9 3. Kerusakan ekosistem hutan mangrove akibat eksploitasi masyarakat yang cenderung mengabaikan aspek-aspek lingkungan dan bersifat merusak. 4. Upaya pelestarian Pemerintah daerah dan warga setempat akibat aktivitas pemanfaatan vegetasi mangrove oleh penduduk sehingga mengakibatkan kerusakan ekosistem hutan mangrove. C. Pembatasan Masalah Berdasarkan identifikasi masalah, maka masalah dalam penelitian ini dibatasi pada kerusakan ekosistem hutan mangrove, dan Faktor faktor apa yang mengakibatkan kerusakan ekosistem hutan mangrove di Desa Bagan Asahan Kecamatan Tanjung Balai Kabupaten Asahan. D. Perumusan Masalah Berdasarkan pembatasan masalah diatas, maka dalam penelitian ini yang menjadi perumusan masalah sebagai berikut : 1. Bagaimanakah kerusakan ekosistem hutan mangrove di Desa Bagan Asahan Kecamatan Tanjung Balai Kabupaten Asahan? 2. Faktor faktor apa yang mengakibatkan kerusakan ekosistem hutan mangrove di Desa Bagan Asahan Kecamatan Tanjung Balai Kabupaten Asahan?

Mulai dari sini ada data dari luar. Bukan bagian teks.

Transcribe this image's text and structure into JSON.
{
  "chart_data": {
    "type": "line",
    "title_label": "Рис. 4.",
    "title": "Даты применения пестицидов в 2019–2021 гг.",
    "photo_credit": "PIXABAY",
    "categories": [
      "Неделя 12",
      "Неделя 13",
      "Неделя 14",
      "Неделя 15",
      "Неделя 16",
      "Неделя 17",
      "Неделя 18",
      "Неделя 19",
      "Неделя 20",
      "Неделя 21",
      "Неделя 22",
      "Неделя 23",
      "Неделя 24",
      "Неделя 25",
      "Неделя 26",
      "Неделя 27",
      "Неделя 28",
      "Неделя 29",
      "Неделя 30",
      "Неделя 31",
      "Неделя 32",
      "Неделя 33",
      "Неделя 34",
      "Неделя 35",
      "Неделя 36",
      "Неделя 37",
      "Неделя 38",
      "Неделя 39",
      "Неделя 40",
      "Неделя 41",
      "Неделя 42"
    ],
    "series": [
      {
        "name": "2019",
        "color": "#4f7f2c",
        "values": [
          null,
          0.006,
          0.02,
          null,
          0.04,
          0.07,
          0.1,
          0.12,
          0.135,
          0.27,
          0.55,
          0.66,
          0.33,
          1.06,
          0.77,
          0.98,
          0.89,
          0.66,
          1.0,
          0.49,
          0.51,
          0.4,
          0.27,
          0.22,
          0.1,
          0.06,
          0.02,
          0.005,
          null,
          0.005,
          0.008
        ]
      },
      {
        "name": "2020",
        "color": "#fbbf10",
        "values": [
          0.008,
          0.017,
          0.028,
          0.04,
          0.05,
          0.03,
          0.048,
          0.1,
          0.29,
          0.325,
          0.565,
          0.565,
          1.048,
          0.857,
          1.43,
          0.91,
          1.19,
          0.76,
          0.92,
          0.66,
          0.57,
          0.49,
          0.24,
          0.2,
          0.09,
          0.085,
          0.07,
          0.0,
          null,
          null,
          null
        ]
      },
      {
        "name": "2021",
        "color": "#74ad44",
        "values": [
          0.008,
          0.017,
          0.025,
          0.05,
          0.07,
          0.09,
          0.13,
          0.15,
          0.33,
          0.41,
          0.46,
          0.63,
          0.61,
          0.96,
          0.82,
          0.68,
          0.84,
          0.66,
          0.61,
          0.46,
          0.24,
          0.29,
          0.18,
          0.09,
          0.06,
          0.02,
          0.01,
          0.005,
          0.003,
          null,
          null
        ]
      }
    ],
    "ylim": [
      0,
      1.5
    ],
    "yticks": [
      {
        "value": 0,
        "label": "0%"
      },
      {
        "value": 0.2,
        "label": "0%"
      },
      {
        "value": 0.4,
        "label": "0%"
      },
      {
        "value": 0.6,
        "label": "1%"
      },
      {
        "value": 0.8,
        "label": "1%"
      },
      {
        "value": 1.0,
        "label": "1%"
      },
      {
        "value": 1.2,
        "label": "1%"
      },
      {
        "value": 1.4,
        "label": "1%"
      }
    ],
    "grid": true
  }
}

10 E. Tujuan Penelitian Adapun yang menjadi tujuan dalam penelitian ini adalah : 1. Untuk mengetahui kerusakan ekosistem hutan mangrove di Desa Bagan Asahan Kecamatan Tanjung Balai Kabupaten Asahan. 2. Untuk mengetahui Faktor faktor apa yang mengakibatkan kerusakan ekosistem hutan mangrove di Desa Bagan Asahan Kecamatan Tanjung Balai Kabupaten Asahan. F. Manfaat Penelitian Penelitian ini diharapkan dapat bermanfaat : 1. Sebagai bahan masukan bagi perencanaan pengembangan wilayah pesisir yang berbasis pengelolaan sumber daya alam yang lestari. 2. Sebagai bahan informasi dan masukan bagi penduduk yang berdomisili di Desa Bagan Asahan Kecamatan Tanjung Balai Kabupaten Asahan. 3. Untuk menambah wawasan bagi penulis dalam menulis karya ilmiah berbentuk skripsi. 4. Sebagai bahan pembanding bagi penulis lain untuk meneliti masalah yang sama pada waktu dan daerah yang berbeda.